No watches, warnings, advisories, or iPhone alerts have been issued, but all indications are that something quite extraordinary is about to happen.

After one of the stormier Julys in the period of record, for the first time in almost four months — that’s 118 days — by the weekend, the region will have experienced two straight days of clear skies.

Of course, this comes with a caveat.

“It’s our forecast, and it hasn’t happened yet,” said Joe Miketta, the warning coordination meteorologist at the National Weather Service office in Mount Holly, which has been issuing a whole lot of warnings these days.

Officially, Philadelphia this month has had 11 “thunderstorm days" — that’s days on which thunder was observed at Philadelphia International Airport.

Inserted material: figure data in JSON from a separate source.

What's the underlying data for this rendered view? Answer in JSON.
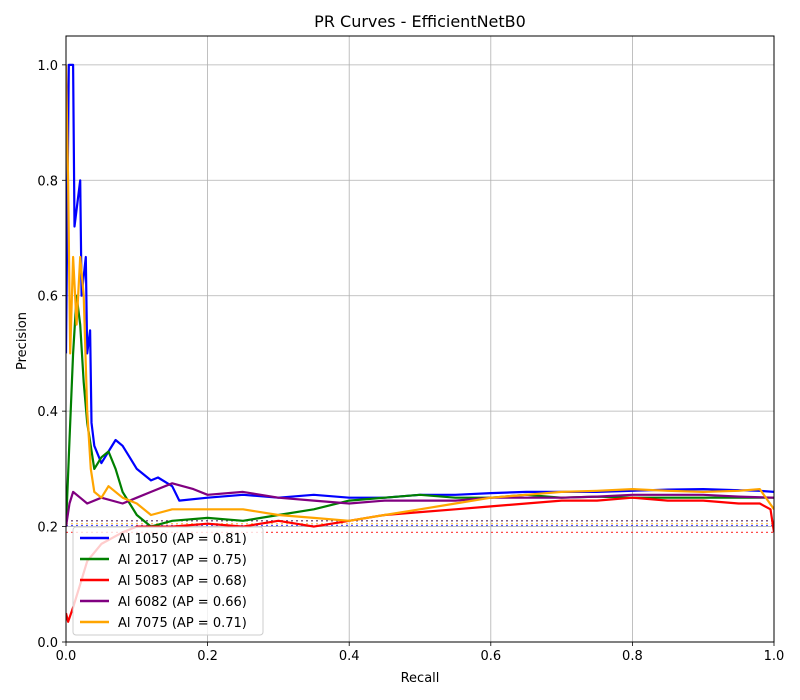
{
  "chart_data": {
    "type": "line",
    "title": "PR Curves - EfficientNetB0",
    "xlabel": "Recall",
    "ylabel": "Precision",
    "xlim": [
      0,
      1
    ],
    "ylim": [
      0,
      1.05
    ],
    "xticks": [
      "0.0",
      "0.2",
      "0.4",
      "0.6",
      "0.8",
      "1.0"
    ],
    "yticks": [
      "0.0",
      "0.2",
      "0.4",
      "0.6",
      "0.8",
      "1.0"
    ],
    "grid": true,
    "legend_position": "lower-left",
    "series": [
      {
        "name": "Al 1050 (AP = 0.81)",
        "color": "#0000ff",
        "baseline": 0.202,
        "points": [
          [
            0,
            0.5
          ],
          [
            0.004,
            1.0
          ],
          [
            0.01,
            1.0
          ],
          [
            0.012,
            0.72
          ],
          [
            0.02,
            0.8
          ],
          [
            0.022,
            0.6
          ],
          [
            0.028,
            0.667
          ],
          [
            0.03,
            0.5
          ],
          [
            0.034,
            0.54
          ],
          [
            0.036,
            0.38
          ],
          [
            0.04,
            0.34
          ],
          [
            0.05,
            0.31
          ],
          [
            0.06,
            0.33
          ],
          [
            0.07,
            0.35
          ],
          [
            0.08,
            0.34
          ],
          [
            0.09,
            0.32
          ],
          [
            0.1,
            0.3
          ],
          [
            0.11,
            0.29
          ],
          [
            0.12,
            0.28
          ],
          [
            0.13,
            0.285
          ],
          [
            0.15,
            0.27
          ],
          [
            0.16,
            0.245
          ],
          [
            0.2,
            0.25
          ],
          [
            0.25,
            0.255
          ],
          [
            0.3,
            0.25
          ],
          [
            0.35,
            0.255
          ],
          [
            0.4,
            0.25
          ],
          [
            0.45,
            0.25
          ],
          [
            0.5,
            0.255
          ],
          [
            0.55,
            0.255
          ],
          [
            0.6,
            0.258
          ],
          [
            0.65,
            0.26
          ],
          [
            0.7,
            0.26
          ],
          [
            0.75,
            0.26
          ],
          [
            0.8,
            0.262
          ],
          [
            0.85,
            0.264
          ],
          [
            0.9,
            0.265
          ],
          [
            0.95,
            0.263
          ],
          [
            0.98,
            0.262
          ],
          [
            1.0,
            0.26
          ]
        ]
      },
      {
        "name": "Al 2017 (AP = 0.75)",
        "color": "#008000",
        "baseline": 0.21,
        "points": [
          [
            0,
            0.2
          ],
          [
            0.005,
            0.35
          ],
          [
            0.01,
            0.5
          ],
          [
            0.015,
            0.6
          ],
          [
            0.02,
            0.55
          ],
          [
            0.025,
            0.45
          ],
          [
            0.03,
            0.38
          ],
          [
            0.04,
            0.3
          ],
          [
            0.05,
            0.32
          ],
          [
            0.06,
            0.33
          ],
          [
            0.07,
            0.3
          ],
          [
            0.08,
            0.26
          ],
          [
            0.09,
            0.24
          ],
          [
            0.1,
            0.22
          ],
          [
            0.12,
            0.2
          ],
          [
            0.15,
            0.21
          ],
          [
            0.2,
            0.215
          ],
          [
            0.25,
            0.21
          ],
          [
            0.3,
            0.22
          ],
          [
            0.35,
            0.23
          ],
          [
            0.4,
            0.245
          ],
          [
            0.45,
            0.25
          ],
          [
            0.5,
            0.255
          ],
          [
            0.55,
            0.25
          ],
          [
            0.6,
            0.25
          ],
          [
            0.65,
            0.255
          ],
          [
            0.7,
            0.25
          ],
          [
            0.75,
            0.252
          ],
          [
            0.8,
            0.25
          ],
          [
            0.85,
            0.25
          ],
          [
            0.9,
            0.25
          ],
          [
            0.95,
            0.25
          ],
          [
            1.0,
            0.25
          ]
        ]
      },
      {
        "name": "Al 5083 (AP = 0.68)",
        "color": "#ff0000",
        "baseline": 0.19,
        "points": [
          [
            0,
            0.05
          ],
          [
            0.003,
            0.035
          ],
          [
            0.01,
            0.06
          ],
          [
            0.02,
            0.1
          ],
          [
            0.03,
            0.14
          ],
          [
            0.05,
            0.17
          ],
          [
            0.08,
            0.19
          ],
          [
            0.1,
            0.2
          ],
          [
            0.15,
            0.2
          ],
          [
            0.2,
            0.205
          ],
          [
            0.25,
            0.2
          ],
          [
            0.3,
            0.21
          ],
          [
            0.35,
            0.2
          ],
          [
            0.4,
            0.21
          ],
          [
            0.45,
            0.22
          ],
          [
            0.5,
            0.225
          ],
          [
            0.55,
            0.23
          ],
          [
            0.6,
            0.235
          ],
          [
            0.65,
            0.24
          ],
          [
            0.7,
            0.245
          ],
          [
            0.75,
            0.245
          ],
          [
            0.8,
            0.25
          ],
          [
            0.85,
            0.245
          ],
          [
            0.9,
            0.245
          ],
          [
            0.95,
            0.24
          ],
          [
            0.98,
            0.24
          ],
          [
            0.995,
            0.23
          ],
          [
            1.0,
            0.19
          ]
        ]
      },
      {
        "name": "Al 6082 (AP = 0.66)",
        "color": "#800080",
        "baseline": 0.21,
        "points": [
          [
            0,
            0.2
          ],
          [
            0.005,
            0.24
          ],
          [
            0.01,
            0.26
          ],
          [
            0.02,
            0.25
          ],
          [
            0.03,
            0.24
          ],
          [
            0.05,
            0.25
          ],
          [
            0.08,
            0.24
          ],
          [
            0.1,
            0.25
          ],
          [
            0.12,
            0.26
          ],
          [
            0.15,
            0.275
          ],
          [
            0.18,
            0.265
          ],
          [
            0.2,
            0.255
          ],
          [
            0.25,
            0.26
          ],
          [
            0.3,
            0.25
          ],
          [
            0.35,
            0.245
          ],
          [
            0.4,
            0.24
          ],
          [
            0.45,
            0.245
          ],
          [
            0.5,
            0.245
          ],
          [
            0.55,
            0.245
          ],
          [
            0.6,
            0.25
          ],
          [
            0.65,
            0.25
          ],
          [
            0.7,
            0.25
          ],
          [
            0.75,
            0.252
          ],
          [
            0.8,
            0.255
          ],
          [
            0.85,
            0.255
          ],
          [
            0.9,
            0.255
          ],
          [
            0.95,
            0.252
          ],
          [
            1.0,
            0.25
          ]
        ]
      },
      {
        "name": "Al 7075 (AP = 0.71)",
        "color": "#ffa500",
        "baseline": 0.205,
        "points": [
          [
            0,
            1.0
          ],
          [
            0.003,
            0.8
          ],
          [
            0.006,
            0.5
          ],
          [
            0.01,
            0.667
          ],
          [
            0.015,
            0.55
          ],
          [
            0.02,
            0.667
          ],
          [
            0.025,
            0.6
          ],
          [
            0.03,
            0.4
          ],
          [
            0.035,
            0.3
          ],
          [
            0.04,
            0.26
          ],
          [
            0.05,
            0.25
          ],
          [
            0.06,
            0.27
          ],
          [
            0.08,
            0.25
          ],
          [
            0.1,
            0.24
          ],
          [
            0.12,
            0.22
          ],
          [
            0.15,
            0.23
          ],
          [
            0.2,
            0.23
          ],
          [
            0.25,
            0.23
          ],
          [
            0.3,
            0.22
          ],
          [
            0.35,
            0.215
          ],
          [
            0.4,
            0.21
          ],
          [
            0.45,
            0.22
          ],
          [
            0.5,
            0.23
          ],
          [
            0.55,
            0.24
          ],
          [
            0.6,
            0.25
          ],
          [
            0.65,
            0.255
          ],
          [
            0.7,
            0.26
          ],
          [
            0.75,
            0.262
          ],
          [
            0.8,
            0.265
          ],
          [
            0.85,
            0.262
          ],
          [
            0.9,
            0.26
          ],
          [
            0.95,
            0.262
          ],
          [
            0.98,
            0.265
          ],
          [
            1.0,
            0.23
          ]
        ]
      }
    ]
  }
}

That would be the most for any July since the 11 days recorded in 2009, and that was the highest number since 1985. The lowest came in 1998, when there were none.

It is a decent metric of storminess, said Miketta’s colleague Jonathan O’Brien, and while “sometimes that can be misleading," that has not been the case this July.

“This month has been pretty robust, a lot of legitimate thunderstorms,” O’Brien said. Just over a half-foot of rain has fallen at the airport. Nowhere near a record, but nearly double normal.

Until last week, lower pressure or lighter air in the upper atmosphere had dominated in the eastern half of the country, meteorologists said, and that favors storminess.

Before another nasty front arrived earlier this week, setting off another round of floods, power outages, and transit trauma, high pressure centered offshore was in control.

But since winds circulate clockwise around high centers, all it did was draw up warm, moisture-laden subtropical air. Thus, the heat wave. At least one death in Philadelphia was attributed to the resultant extreme heat, according to the city Public Health Department.

This week, it’s Europe’s turn to bake, as a second significant heat wave of the season threatens a new harvest of record temperatures in France. Depending on perspective, that could have a negative, neutral, or positive impact on wine production.

Around here, a major pattern change is unfolding, with benign high pressure cresting over the East. “We’re getting a little break from all the extremes we’ve had recently,” said Paul Walker, senior meteorologist with AccuWeather Inc.

Perhaps more than a little.

Storm clouds leave the area on Tuesday, July 23, 2019. Philadelphia had had only five clear days since June 1.
TOM GRALISH / Staff Photographer
Storm clouds leave the area on Tuesday, July 23, 2019. Philadelphia had had only five clear days since June 1.

The skies are due to become “clear” — defined as 30% or less cloud-covered — early Thursday and stay that way through Friday. The region hasn’t had two such consecutive clear days since March 26 and 27.

Philadelphia has had only five clear days since June 1; on average, it has about seven a month in June and July, according to weather service records.

Saturday afternoon technically would be “partly cloudy,” but still dry.

In fact, no rain is in the official forecast for the rest of the month.

“We’re all a little surprised,” said O’Brien, adding that the impending blue is long overdue. “We have some catching up to do."

After several weeks posting warnings about assorted mayhem, forecasters, he said, could also use a break: “We’re looking forward to it.”